「好き」を育てるとどうなる? 現小5男子の就職希望上位企業
虫を飼うのは日本だけ?
「生き物好き」って、日本だとかなり普通だけど、海外だとわりと特殊なようです。
「どんなペットを飼ったことがある?」
息子が通う東南アジアのインターの授業でそう聞かれたとき
「カブトムシ」
と言ったら、ものすごく驚かれたとか。
まず虫を飼う、という発想がないといいます。
もちろん、インターに生物部みたいなのもありません。
一方、日本では書店に行くと、虫にはじまり、爬虫類、両生類、深海魚や危険生物など、あらゆる生き物ジャンルの図鑑や本が所狭しと並んでいますし、週末や休暇期間に開催される昆虫採集や釣り、標本づくりのワークショップなども大人気。
現在11歳の息子も、超がいくつもつくほどの生き物好き。小さいころからその手の本を読みまくり、動画も見漁り、ダンゴムシやカナブンを捕まえたり、夏になったらセミ採りにいそしんだ結果、今では立派な生き物オタクに仕上がっています。
プラナリアがどうとか、興味がどんどんニッチな方に行っていて、若干不安になりますが、なんにせよ好きなことがあるのはいいことと、適度な距離から見守っていきたいと思っています(基本、毛のない生き物は苦手です)。
息子の生き物好き度合いはだいぶ高い方だと思いますが、ワークショップや博物館にきている子たちの熱量を見ていると、決して息子はレア種じゃないと感じます。
虫好き、生き物好きの星!
では、彼らはその有り余った生き物愛をもって将来どこへ行くのか。
やっぱり研究者?企業の研究職?
それとも仕事は仕事でわりきって就職?
そんな昭和な価値観を打ち砕く会社があります。
株式会社TOMUSHI。
「カブトムシと共に世界を救う」
これまた、鮮烈なコピーを掲げてこの企画に登場する動画を見たのが、この会社を知るきっかけで、以来激推し企業に。

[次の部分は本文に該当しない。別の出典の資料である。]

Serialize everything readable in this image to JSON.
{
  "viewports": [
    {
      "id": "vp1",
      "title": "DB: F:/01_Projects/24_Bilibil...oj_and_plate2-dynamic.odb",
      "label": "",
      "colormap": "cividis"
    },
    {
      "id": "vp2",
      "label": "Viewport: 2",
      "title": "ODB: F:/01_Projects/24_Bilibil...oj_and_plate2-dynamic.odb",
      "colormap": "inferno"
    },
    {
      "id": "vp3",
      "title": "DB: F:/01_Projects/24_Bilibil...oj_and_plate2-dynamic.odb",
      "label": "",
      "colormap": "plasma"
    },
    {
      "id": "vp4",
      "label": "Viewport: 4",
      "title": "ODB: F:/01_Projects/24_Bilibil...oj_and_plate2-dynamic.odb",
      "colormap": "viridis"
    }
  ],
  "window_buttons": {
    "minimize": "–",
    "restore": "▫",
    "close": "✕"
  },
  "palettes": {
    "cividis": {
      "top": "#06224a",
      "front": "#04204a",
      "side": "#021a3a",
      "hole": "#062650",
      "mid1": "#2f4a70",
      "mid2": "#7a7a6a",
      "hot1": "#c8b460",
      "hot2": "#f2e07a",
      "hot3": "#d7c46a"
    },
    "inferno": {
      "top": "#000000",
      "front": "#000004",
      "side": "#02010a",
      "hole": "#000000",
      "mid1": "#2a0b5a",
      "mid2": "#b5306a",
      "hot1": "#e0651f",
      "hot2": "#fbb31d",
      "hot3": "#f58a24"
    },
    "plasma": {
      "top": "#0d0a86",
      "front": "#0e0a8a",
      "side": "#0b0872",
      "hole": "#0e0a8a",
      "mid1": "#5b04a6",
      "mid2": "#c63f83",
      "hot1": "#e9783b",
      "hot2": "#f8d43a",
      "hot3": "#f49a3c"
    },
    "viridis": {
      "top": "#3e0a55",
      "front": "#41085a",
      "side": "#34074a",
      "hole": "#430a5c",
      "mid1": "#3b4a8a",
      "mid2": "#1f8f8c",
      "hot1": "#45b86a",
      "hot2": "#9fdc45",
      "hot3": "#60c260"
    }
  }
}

まず推しポイントはその社名です。株式会社を略すと(株)。
つまり(株)トムシ。カブトムシ。
最高すぎるネーミングセンスにまずやられました。
そして起業までストーリーもなかなか強烈です。
中学で家出し、祖母の家にお世話になり学費まで出してもらって青山学院にせっかく入ったのに中退。そこからニートとして過ごしている間に、祖母にお金を出してもらって双子の兄と一緒にカブトムシの飼育販売スタート。そこからさらなる浮き沈みを経て、現在に至っています。
おばあちゃんのことを思うと胸が痛くなりますが、現在は事業も順調で毎月返済しているそうです。(当時は泣いていたとか)
「カブトムシが好きで、育てていたらビジネスになっていた」といいますが、そのビジネスモデルはこんな感じ。
農家のゴミ問題と、世界的な飼料不足問題をカブトムシで解決するというのが、TOMUSHIのコアコンピタンスです。
冒頭にも触れたように、カブトムシは日本では絶大な人気を誇りながらも世界的にはそうでもありません。結果的にカブトムシの種類も頭数も日本が最も集まっていて、飼育や繁殖のノウハウも蓄積されているために、TOMUSHIの事業が実現したといいます。
何より推したくなるのが、CEOの石田陽佑さんのカブトムシを語る時の嬉しそうな顔。(創業した双子のお兄さんは市議会議員になったとのことで、現在ボードメンバーには見当たらず)
とにかく楽しそうだしワクワクする。そんな魅力的な顔なのです。
今では、JRをはじめとした大企業との協業や、自治体との連携、イベントの開催など順調に事業を拡大しているようです。
「好きなこと」を突き詰めていったら、世界まで救えてしまうかも、というところまできた。
世の中の虫好き、生き物好きな子にとって、またとないロールモデルではないでしょうか。しかもCEOはまだ20代。本当にカブトムシで世界的なイノベーションを起こすかもしれません。
YouTubeを一緒に見ていた息子も大感激して、
「研究者になりたいけど、就職するならトムシみたいな会社もいいなー。それか起業するのもいいなー」と。
好きなことで生きられるか
「好きなことで、生きていく」
言わずとしれた、2014年のYouTubeのキャンペーンで掲げられたこのキャッチコピー、今見ても、なかなかの名コピーです。
「そういう風にできたらいいよね」
「世の中そんなに甘くない」
などさまざまな意見はあれど、「好き」なことに真摯に向き合って生きてけたらそれはやはり素敵なこと。
(株)TOMUSHIさんにはぜひとも日本発のカブトムシスタートアップとして、大きく羽ばたいていただき、将来の息子の就活の際はよろしくお願いしたいとい思います。